While many previous studies have implicated the PKC family proteins in the control of cell migration, including T cells, most of these studies used broad non-specific inhibition of PKC family proteins [25], [36], [37]. PKCδ and PKCβ have both been shown to play a role in regulating T cell shape during migration through effects on integrins [26], [29]. Our study provides the first direct evidence for the specific role of PKCθ in regulating T cell motility in response to CCR7 using PKCθ-deficient T cells. We show that PKCθ is activated downstream of CCR7 as demonstrated by increased PKCθ phosphorylation (Fig. 1). While naïve T cells express several chemokine receptors, including CXCR4 and CCR7, CCR7 is uniquely important in driving the homing of cells to lymph nodes, including naïve T cells, dendritic cells, and cancer cells. In T cells and dendritic cells, CCR7 is absolutely required for lymph node trafficking, as defects in either CCR7 or its ligands, CCL21 and CCL19, abolish T cell migration [38], [39]. In addition to our findings, other studies have also shown that PKCθ is also phosphorylated downstream of the chemokine CXCL12, or SDF-1α [40]. Thus, PKCθ activation may be a general feature of chemokine induced motility in T cells.

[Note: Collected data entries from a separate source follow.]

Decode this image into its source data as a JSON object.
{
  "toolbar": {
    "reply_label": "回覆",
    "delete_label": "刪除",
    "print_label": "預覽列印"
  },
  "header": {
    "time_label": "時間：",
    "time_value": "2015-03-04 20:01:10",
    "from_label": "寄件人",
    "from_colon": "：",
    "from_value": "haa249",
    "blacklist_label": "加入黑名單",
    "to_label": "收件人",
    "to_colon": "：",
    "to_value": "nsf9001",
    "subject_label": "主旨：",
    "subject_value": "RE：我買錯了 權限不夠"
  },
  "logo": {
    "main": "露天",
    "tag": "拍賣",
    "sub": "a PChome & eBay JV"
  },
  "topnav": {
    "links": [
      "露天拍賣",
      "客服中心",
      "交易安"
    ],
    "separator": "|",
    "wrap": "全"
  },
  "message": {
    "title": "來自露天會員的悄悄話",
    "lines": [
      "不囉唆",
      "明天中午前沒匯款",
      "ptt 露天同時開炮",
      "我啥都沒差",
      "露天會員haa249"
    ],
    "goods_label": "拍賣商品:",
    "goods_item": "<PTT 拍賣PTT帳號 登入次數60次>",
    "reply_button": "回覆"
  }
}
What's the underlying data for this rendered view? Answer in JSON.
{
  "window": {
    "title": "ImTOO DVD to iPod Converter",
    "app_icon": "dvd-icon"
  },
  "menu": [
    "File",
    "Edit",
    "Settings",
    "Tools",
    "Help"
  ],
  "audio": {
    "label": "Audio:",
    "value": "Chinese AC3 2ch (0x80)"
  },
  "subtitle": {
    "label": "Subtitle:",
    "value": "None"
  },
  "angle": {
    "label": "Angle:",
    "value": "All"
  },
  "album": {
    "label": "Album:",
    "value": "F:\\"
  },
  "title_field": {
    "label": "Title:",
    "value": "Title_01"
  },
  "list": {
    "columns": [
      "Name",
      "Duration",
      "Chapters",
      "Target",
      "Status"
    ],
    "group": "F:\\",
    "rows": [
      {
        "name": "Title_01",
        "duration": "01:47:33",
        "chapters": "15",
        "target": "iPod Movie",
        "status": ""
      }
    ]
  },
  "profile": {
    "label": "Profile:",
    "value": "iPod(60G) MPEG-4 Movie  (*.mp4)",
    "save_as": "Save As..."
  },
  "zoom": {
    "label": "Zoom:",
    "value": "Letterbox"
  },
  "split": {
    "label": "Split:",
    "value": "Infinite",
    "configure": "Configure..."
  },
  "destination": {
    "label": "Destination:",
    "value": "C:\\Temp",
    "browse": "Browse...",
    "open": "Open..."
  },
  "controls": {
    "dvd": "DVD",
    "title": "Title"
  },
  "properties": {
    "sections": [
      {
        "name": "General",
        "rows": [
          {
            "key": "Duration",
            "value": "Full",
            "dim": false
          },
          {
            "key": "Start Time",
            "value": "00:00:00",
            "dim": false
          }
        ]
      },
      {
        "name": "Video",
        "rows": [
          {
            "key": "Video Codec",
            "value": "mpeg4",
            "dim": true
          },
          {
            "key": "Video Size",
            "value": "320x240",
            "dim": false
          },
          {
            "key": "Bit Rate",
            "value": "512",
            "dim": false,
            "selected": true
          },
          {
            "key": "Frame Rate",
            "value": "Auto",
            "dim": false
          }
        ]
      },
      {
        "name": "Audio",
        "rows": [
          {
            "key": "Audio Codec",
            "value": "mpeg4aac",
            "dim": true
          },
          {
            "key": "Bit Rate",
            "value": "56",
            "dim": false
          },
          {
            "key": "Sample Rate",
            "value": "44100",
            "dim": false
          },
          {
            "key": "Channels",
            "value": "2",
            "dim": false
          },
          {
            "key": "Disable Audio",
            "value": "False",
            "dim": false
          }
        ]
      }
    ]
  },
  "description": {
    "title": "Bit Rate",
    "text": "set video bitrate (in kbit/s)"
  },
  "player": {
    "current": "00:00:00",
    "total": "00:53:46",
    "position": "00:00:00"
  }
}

We find that PKCθ plays a role in regulating in vivo migration of T cells to lymph nodes as well as within lymph nodes. Transendothelial migration requires activation of LFA-1 downstream of CCR7 signaling. In the absence of PKCθ, we saw a defect in homing to lymph nodes (Fig. 2). Our results showing that PKCθ−/− T cells migrate less to LFA-1 suggest that PKCθ acts to regulate entry of T cells into lymph nodes, possibly via LFA-1. In addition, we also find that PKCθ plays a role in intra-lymph node motility (Fig. 3). We saw a small, but statistically significant defect in PKCθ−/− T cell motility within lymph nodes. A previous study had commented that they observed no defect in naïve PKCθ−/− T cell motility in lymph nodes [23], suggesting that the T cell motility defect in PKCθ−/− T cells is not easy to observe in vivo. The magnitude of the defect in PKCθ-deficient T cell migration in vivo reflects the likelihood that multiple PKC proteins including PKCθ, PKCβ,or other PKC family members act in concert to mediate normal T cell migration.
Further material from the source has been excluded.